The production of "Jesus Christ Superstar" is something of a landmark for Chanhassen Dinner Theatres. For the first time in its 43-year history, the theater sought a corporate sponsor. For its investment, Thrivent Financial for Lutherans demanded more from Chanhassen than simple advertising.

"It had to be more than putting our logo on a Playbill," said Stacy Hanley, Thrivent's director of community relations. "We wanted to build a program with them that allowed us to give back to the community."

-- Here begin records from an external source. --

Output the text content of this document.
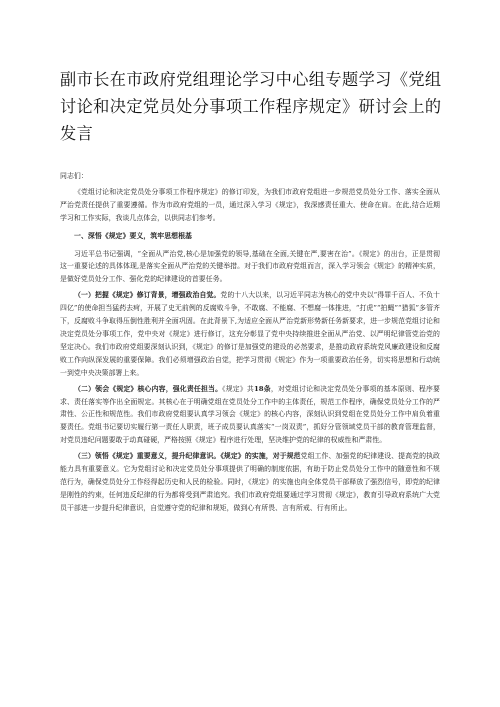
副市长在市政府党组理论学习中心组专题学习《党组讨论和决定党员处分事项工作程序规定》研讨会上的发言

同志们：

《党组讨论和决定党员处分事项工作程序规定》的修订印发，为我们市政府党组进一步规范党员处分工作、落实全面从严治党责任提供了重要遵循。作为市政府党组的一员，通过深入学习《规定》，我深感责任重大、使命在肩。在此,结合近期学习和工作实际，我谈几点体会，以供同志们参考。

一、深悟《规定》要义，筑牢思想根基

习近平总书记强调，“全面从严治党,核心是加强党的领导,基础在全面,关键在严,要害在治”。《规定》的出台，正是贯彻这一重要论述的具体体现,是落实全面从严治党的关键举措。对于我们市政府党组而言，深入学习领会《规定》的精神实质，是做好党员处分工作、强化党的纪律建设的首要任务。

（一）把握《规定》修订背景，增强政治自觉。党的十八大以来，以习近平同志为核心的党中央以“得罪千百人、不负十四亿”的使命担当猛药去疴，开展了史无前例的反腐败斗争，不敢腐、不能腐、不想腐一体推进，“打虎”“拍蝇”“猎狐”多管齐下，反腐败斗争取得压倒性胜利并全面巩固。在此背景下,为适应全面从严治党新形势新任务新要求，进一步规范党组讨论和决定党员处分事项工作，党中央对《规定》进行修订，这充分彰显了党中央持续推进全面从严治党、以严明纪律管党治党的坚定决心。我们市政府党组要深刻认识到，《规定》的修订是加强党的建设的必然要求，是推动政府系统党风廉政建设和反腐败工作向纵深发展的重要保障。我们必须增强政治自觉，把学习贯彻《规定》作为一项重要政治任务，切实将思想和行动统一到党中央决策部署上来。

（二）领会《规定》核心内容，强化责任担当。《规定》共18条，对党组讨论和决定党员处分事项的基本原则、程序要求、责任落实等作出全面规定。其核心在于明确党组在党员处分工作中的主体责任，规范工作程序，确保党员处分工作的严肃性、公正性和规范性。我们市政府党组要认真学习领会《规定》的核心内容，深刻认识到党组在党员处分工作中肩负着重要责任。党组书记要切实履行第一责任人职责，班子成员要认真落实“一岗双责”，抓好分管领域党员干部的教育管理监督，对党员违纪问题要敢于动真碰硬，严格按照《规定》程序进行处理，坚决维护党的纪律的权威性和严肃性。

（三）领悟《规定》重要意义，提升纪律意识。《规定》的实施，对于规范党组工作、加强党的纪律建设、提高党的执政能力具有重要意义。它为党组讨论和决定党员处分事项提供了明确的制度依据，有助于防止党员处分工作中的随意性和不规范行为，确保党员处分工作经得起历史和人民的检验。同时，《规定》的实施也向全体党员干部释放了强烈信号，即党的纪律是刚性的约束，任何违反纪律的行为都将受到严肃追究。我们市政府党组要通过学习贯彻《规定》，教育引导政府系统广大党员干部进一步提升纪律意识，自觉遵守党的纪律和规矩，做到心有所畏、言有所戒、行有所止。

Thus was born the "Community Superstar." The dinner theater raised more than $18,000 during a food drive with Minnesota FoodShare, and now is honoring 13 individuals selected for their volunteer work. Thrivent has also sold more than 3,000 discounted tickets to employees and members through the partnership. On June 14, actors Ben Bakken (Jesus), Jared Oxborough (Judas) and Michelle Carter (Mary Magdalene) will bring songs from the show to Thrivent's downtown auditorium for an employee event.

Thrivent is not a big player in the arts community. It tends to aim its philanthropy at broad-based civic reinvestment -- giving back to the community. For example, the fraternal organization has a significant sponsorship with Project for Pride in Living, the Minneapolis nonprofit that assists clients with housing, jobs and youth issues. Thrivent has, however, sponsored artistic endeavors that have a religious basis, such as a current exhibit at its Minneapolis headquarters on 500 years of art centered on "The Passion of Christ."

The dinner theater put together the Community Superstars program, which solicited nominations for people distinguished by their volunteerism. The winners are treated to the show and recognized from the Chanhassen stage -- each week until the show ends July 30. They include Dorothy Ferrian, a Minneapolis woman who has sewn more than 1,400 quilts that she donates to patients at Fairview Southdale Hospital. Heather Weller of New York Mills, Minn., is a 12-year-old who writes thank-you notes to members of the armed services. She's heard back from more than 2,000 veterans in 41 states.

"We were looking for individuals who have the same ideals that are expressed in the show," said Katie Knutson, Chanhassen's director of marketing. "This program has to have legs for both of our organizations."

Hanley agreed, saying "Superstar's" six-month run gives Thrivent longevity and visibility through an iconic institution.

"A lot of organizations would struggle with religious art," she said. "We got into this because we think this is an important show that fits our mission."